For facilitated modelling researchers, our results also suggest that by encouraging participants in the GMB approach to think about causality, this approach might lead participants to only seek solutions within the initial boundaries established for the selected strategic problem. In this case, the problem structuring method needs to strike a balance in the setting of boundaries, so that these are closed enough to effectively analyse endogenous problem causes, but also sufficiently broad to promote deliberation on innovative solutions. We hypothesize that, due to its impact on setting boundaries, the approach (a single vs. multimethod) influences the scope of the strategies that are identified as paths of action. Testing this hypothesis might lead to (a) a better understanding of the effect of the way in which issues are elicited in a workshop (e.g., in a multimethod vs. GMB approach) on participants’ awareness of the bigger picture, and (b) criteria for deciding whether a single or a multimethod (and if so, which combination) is appropriate for a particular context and problem.

The present results are bound to be exploratory due to two main limitations; as mentioned, (a) the sample size, and (b) participants’ time. The sample size was constrained to only four groups participating in the experiment and participants’ time investment was restricted to their participation in two workshops and filling in the workbook (approximately eight hours per person). Notwithstanding these limitations, there is considerable potential for further research using the insights provided by the current experiment. Additional studies can extend the present findings by repeating the experiment in other cases compensating, if possible, for the limitations referred to above. Specifically, more research is needed to discover to which extend the explanatory hypotheses proposed in this paper are meaningful.
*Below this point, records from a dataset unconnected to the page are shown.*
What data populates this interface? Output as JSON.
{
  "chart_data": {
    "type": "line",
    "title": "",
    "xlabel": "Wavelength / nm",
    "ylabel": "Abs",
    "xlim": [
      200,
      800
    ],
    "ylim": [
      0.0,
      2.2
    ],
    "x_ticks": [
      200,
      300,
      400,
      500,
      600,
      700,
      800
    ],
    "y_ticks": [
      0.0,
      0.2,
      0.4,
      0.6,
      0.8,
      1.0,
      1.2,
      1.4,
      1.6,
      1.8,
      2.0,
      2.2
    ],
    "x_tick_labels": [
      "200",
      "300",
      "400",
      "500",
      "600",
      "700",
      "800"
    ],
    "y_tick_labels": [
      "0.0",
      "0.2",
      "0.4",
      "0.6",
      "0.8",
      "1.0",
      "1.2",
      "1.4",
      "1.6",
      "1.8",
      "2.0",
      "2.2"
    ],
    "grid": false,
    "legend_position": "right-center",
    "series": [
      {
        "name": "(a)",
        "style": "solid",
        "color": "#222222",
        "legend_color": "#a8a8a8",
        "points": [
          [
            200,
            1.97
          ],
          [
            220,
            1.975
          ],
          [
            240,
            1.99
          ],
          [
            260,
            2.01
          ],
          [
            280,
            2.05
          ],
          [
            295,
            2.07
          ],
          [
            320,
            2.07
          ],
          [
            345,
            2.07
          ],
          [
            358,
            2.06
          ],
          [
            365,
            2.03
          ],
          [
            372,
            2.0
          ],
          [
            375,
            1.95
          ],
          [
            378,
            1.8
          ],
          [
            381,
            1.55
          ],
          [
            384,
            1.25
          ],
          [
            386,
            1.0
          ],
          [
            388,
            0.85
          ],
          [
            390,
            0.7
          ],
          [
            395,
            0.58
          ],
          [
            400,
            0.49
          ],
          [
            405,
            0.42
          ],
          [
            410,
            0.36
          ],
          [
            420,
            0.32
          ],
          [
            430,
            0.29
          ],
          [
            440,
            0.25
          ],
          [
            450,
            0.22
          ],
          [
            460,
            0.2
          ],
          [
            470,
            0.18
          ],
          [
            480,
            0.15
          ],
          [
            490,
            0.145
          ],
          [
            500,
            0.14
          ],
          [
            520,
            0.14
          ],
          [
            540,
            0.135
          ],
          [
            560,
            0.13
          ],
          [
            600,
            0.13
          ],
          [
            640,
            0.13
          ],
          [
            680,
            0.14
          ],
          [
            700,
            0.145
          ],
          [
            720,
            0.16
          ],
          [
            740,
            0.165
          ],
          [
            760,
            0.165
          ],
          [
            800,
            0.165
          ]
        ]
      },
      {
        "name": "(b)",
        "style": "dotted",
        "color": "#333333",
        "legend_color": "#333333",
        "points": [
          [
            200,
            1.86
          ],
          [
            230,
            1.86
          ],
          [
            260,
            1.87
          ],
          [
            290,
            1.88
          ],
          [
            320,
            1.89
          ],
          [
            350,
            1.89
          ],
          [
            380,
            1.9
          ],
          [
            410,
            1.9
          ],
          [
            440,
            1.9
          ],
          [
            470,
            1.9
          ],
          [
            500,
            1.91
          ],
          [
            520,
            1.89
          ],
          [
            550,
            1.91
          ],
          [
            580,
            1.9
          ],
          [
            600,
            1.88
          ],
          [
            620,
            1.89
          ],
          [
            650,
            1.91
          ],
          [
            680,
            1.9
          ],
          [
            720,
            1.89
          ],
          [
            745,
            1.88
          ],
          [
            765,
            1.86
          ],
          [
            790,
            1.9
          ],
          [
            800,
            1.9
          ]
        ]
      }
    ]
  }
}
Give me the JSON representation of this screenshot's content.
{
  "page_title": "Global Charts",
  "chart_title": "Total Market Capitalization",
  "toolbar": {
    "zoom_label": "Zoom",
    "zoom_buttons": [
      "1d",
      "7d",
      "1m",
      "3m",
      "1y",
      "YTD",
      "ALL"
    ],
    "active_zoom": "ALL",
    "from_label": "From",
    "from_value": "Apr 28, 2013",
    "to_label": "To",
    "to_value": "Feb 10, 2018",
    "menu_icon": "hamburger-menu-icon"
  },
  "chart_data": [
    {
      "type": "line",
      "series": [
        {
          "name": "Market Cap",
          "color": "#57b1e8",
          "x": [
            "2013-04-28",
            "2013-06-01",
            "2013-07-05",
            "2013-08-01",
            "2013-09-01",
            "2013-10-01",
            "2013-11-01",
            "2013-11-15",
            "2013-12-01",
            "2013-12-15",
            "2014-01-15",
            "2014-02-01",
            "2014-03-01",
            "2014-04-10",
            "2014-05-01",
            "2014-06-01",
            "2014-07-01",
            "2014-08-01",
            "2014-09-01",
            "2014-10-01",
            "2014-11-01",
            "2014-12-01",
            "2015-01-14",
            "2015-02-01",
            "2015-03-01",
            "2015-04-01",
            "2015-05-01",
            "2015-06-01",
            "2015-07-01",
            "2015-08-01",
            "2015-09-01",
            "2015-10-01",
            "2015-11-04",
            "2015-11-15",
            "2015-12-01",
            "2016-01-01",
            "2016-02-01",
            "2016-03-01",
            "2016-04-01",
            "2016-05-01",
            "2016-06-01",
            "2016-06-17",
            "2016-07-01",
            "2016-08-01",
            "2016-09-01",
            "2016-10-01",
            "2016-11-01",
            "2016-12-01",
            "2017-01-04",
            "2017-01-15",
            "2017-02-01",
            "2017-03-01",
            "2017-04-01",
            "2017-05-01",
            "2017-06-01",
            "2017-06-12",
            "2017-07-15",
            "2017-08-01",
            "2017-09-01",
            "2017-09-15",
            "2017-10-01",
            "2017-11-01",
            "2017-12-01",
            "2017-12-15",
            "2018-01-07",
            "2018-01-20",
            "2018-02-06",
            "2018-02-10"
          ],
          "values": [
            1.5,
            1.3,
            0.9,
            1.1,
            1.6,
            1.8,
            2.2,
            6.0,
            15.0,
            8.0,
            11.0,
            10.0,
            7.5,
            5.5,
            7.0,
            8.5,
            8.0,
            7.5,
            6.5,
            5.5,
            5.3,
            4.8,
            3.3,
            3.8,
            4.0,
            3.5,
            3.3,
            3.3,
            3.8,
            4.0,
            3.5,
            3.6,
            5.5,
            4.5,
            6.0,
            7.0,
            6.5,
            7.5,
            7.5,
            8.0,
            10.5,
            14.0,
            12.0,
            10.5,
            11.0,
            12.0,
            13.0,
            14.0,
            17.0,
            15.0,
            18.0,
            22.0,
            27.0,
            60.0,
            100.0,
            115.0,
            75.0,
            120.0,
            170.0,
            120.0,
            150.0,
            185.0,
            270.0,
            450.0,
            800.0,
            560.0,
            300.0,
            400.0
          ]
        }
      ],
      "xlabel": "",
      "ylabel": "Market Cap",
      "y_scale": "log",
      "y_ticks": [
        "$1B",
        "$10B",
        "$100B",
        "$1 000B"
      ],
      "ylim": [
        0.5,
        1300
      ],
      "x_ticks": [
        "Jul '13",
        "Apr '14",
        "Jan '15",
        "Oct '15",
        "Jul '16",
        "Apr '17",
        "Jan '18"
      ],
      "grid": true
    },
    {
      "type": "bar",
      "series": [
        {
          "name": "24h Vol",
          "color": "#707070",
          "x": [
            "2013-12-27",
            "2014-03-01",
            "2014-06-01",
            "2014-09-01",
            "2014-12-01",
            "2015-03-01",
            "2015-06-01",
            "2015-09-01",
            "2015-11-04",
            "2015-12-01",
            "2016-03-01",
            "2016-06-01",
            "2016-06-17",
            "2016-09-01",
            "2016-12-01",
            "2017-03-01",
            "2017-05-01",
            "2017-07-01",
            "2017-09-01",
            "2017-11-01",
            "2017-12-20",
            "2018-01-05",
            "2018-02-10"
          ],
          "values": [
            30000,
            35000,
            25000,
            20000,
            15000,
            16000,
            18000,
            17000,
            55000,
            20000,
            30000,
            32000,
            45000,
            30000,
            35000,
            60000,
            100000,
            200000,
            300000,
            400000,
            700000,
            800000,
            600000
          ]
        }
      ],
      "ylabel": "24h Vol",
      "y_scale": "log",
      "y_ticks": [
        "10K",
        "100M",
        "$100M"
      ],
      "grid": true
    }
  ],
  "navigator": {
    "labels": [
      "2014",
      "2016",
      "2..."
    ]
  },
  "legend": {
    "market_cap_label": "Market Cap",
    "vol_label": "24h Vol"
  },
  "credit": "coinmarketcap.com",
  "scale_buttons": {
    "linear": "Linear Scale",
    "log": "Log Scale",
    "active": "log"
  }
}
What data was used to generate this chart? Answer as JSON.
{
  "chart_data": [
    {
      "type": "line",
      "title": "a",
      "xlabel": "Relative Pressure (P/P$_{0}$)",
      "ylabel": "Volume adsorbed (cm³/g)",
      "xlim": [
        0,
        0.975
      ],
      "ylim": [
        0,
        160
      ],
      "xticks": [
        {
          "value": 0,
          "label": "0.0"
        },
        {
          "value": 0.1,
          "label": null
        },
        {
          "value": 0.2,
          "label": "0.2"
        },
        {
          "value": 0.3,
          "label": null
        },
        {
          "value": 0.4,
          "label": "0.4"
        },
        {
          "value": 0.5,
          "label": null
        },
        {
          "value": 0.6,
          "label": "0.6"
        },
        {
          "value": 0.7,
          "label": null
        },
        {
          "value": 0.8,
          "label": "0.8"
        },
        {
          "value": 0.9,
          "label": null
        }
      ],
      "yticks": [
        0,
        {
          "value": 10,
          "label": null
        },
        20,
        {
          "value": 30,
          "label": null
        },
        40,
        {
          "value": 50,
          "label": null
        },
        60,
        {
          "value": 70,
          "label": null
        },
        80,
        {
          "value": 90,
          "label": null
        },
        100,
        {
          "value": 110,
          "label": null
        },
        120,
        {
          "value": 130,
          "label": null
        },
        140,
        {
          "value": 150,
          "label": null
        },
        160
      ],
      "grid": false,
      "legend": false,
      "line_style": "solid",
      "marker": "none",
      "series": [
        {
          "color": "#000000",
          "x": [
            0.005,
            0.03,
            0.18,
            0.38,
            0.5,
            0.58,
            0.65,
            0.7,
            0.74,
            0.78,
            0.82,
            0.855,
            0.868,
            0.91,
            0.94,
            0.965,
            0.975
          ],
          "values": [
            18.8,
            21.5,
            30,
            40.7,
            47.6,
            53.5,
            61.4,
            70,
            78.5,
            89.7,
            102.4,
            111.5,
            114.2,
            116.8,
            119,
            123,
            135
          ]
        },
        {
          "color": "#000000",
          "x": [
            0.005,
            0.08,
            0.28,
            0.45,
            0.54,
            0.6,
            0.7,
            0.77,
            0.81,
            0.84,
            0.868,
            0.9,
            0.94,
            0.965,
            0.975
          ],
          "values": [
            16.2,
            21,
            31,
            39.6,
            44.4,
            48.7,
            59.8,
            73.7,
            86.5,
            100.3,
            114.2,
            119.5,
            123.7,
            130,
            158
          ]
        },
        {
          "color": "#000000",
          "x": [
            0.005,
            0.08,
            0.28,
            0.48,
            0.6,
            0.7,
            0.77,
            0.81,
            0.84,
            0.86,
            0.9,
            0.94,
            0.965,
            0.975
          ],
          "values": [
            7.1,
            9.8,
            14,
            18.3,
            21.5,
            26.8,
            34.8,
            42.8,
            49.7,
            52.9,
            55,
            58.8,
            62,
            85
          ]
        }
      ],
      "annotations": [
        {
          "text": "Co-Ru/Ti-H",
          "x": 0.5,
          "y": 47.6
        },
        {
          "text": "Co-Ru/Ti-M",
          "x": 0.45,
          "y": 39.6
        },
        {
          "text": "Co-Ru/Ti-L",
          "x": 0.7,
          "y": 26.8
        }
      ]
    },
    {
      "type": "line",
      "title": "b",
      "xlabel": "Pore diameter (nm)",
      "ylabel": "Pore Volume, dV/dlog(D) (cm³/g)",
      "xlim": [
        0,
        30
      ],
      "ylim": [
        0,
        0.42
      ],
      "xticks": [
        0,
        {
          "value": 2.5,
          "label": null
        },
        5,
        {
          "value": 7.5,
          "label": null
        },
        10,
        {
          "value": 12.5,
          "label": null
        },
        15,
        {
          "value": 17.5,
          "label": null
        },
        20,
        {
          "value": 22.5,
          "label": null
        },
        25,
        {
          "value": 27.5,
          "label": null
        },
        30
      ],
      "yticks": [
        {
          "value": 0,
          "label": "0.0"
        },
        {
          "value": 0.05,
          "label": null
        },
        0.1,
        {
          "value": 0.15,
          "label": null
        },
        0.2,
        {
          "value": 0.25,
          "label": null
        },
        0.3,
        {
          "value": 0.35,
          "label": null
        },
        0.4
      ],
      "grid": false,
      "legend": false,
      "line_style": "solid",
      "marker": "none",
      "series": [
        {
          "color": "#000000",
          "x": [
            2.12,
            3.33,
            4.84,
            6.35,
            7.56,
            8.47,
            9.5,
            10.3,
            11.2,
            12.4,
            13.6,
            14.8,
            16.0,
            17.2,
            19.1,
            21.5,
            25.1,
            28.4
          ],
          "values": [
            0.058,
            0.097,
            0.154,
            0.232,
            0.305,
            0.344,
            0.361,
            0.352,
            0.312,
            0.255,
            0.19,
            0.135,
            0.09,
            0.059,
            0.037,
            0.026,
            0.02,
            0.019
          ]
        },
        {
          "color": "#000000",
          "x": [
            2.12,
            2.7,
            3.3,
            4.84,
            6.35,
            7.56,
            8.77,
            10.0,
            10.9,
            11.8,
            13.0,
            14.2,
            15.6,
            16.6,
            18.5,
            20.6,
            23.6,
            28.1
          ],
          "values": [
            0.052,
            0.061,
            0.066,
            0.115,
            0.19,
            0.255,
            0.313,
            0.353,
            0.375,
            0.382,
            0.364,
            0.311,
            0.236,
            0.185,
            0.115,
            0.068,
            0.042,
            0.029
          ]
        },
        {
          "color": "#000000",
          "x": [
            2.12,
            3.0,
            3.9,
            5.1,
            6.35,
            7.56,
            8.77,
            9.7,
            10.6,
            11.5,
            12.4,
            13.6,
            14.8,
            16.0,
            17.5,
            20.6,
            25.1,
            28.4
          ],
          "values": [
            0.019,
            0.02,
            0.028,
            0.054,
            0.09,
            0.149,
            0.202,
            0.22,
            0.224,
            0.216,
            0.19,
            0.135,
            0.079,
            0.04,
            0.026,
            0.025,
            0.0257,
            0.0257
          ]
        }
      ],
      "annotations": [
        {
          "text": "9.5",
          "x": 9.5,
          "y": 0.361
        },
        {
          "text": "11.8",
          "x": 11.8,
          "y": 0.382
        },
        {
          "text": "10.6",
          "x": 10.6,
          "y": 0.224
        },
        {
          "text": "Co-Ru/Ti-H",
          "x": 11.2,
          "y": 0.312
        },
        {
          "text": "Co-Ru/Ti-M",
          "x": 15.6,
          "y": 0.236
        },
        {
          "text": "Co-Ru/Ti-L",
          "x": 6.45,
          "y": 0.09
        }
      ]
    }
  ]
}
Finally, there are also opportunities for a more explicit consideration of the scripts including the techniques used to make the transition from cognitive maps, used in SODA and other facilitated modelling approaches, to system dynamics diagrams. With the exception of the scripts presented by Howick et al. (2006) there are no scripts, as far as the authors have knowledge of it, that allow to effectively link cognitive maps with system dynamics representations. Moreover, there is a lack of evidence on the effectiveness of the currently existing scripts. This, for sure, constitutes an important area of research since the sense of ownership, and therefore the commitment of the participants with the results of facilitated modelling workshops, could be compromised when a multimethod is used.